The FCC got tangled up in the CALEA technical standards process after the telecommunications industry and law enforcement, represented by the FBI, could not agree on a standard. Privacy advocates claim the industry interim standard (which the FBI believes is too weak) is too strong. All three entities agreed to let the FCC determine what the proper standard should look like. The FCC sees its job as giving “law enforcement the tools it needs to fight crime and protect the public while at the same time safeguarding the public’s right to privacy,” said the FCC’s Meribeth McCarrick.

The FBI believes the industry interim standard would be sufficient if nine additional capabilities, known as the punch list, were added. These are beyond the scope of CALEA, according to the industry and privacy advocates.

When the FCC released its NPRM last fall, it tentatively concluded five of the items fell within the scope of CALEA, three went beyond the scope of CALEA and it did not rule on the final item.

This decision is being debated among the commissioners’ offices-a process known as circulation-and a decision is expected shortly.

C-block and the buildout

Due to his previous employment, Sugrue is recused from discussing how the FCC is handling the C-block PCS auction fallout, but many in industry expect the FCC to take a second look at this issue now that NextWave Personal Communications Inc. won another round in its bankruptcy proceeding.

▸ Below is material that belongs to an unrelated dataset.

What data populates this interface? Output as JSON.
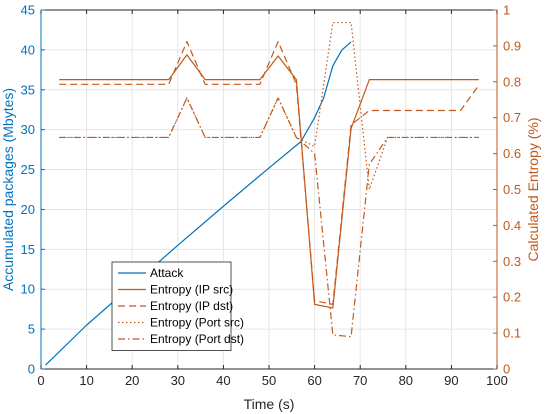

Following NextWave’s win over the FCC in bankruptcy court, Airadigm Communications filed a bankruptcy petition. If others follow in Airadigm’s footsteps, the FCC may have no other choice than to change the way it handles bankrupt operators.

The process so far has been to fight the companies in bankruptcy court, claiming that the original bid price was the amount owed. In lieu of payment, the FCC was willing to take back the licenses but would not agree to refund any money paid. The three largest C-block players-NextWave, Pocket Communications Inc. and General Wireless Inc.-all declared bankruptcy to avoid this result.

In the meantime, the FCC may prevail in its attempt to get legislative authority to take spectrum off-the-table in bankruptcy proceedings.

Sen. Judd Gregg (R-N.H.), chairman of the commerce, justice, state and the judiciary subcommittee of the Senate Appropriations Committee, included language that would allow the agency to take back licenses tied up in bankruptcy, including licenses held by NextWave and GWI.

Similar language was not included in
the House version of the bill so a conference committee will debate the issue when Congress returns from its August recess.

Meanwhile, the five-year buildout dates for the A- and B-blocks are fast approaching and industry watchers are wondering what, if anything, the FCC will do to monitor the state of the buildout.

Licensees holding 30 megahertz blocks must provide service to at least one-third of the population in the license area within five years and two-thirds of the population in 10 years. The FCC awarded 99 licenses in the A- and B-blocks on June 23, 1995.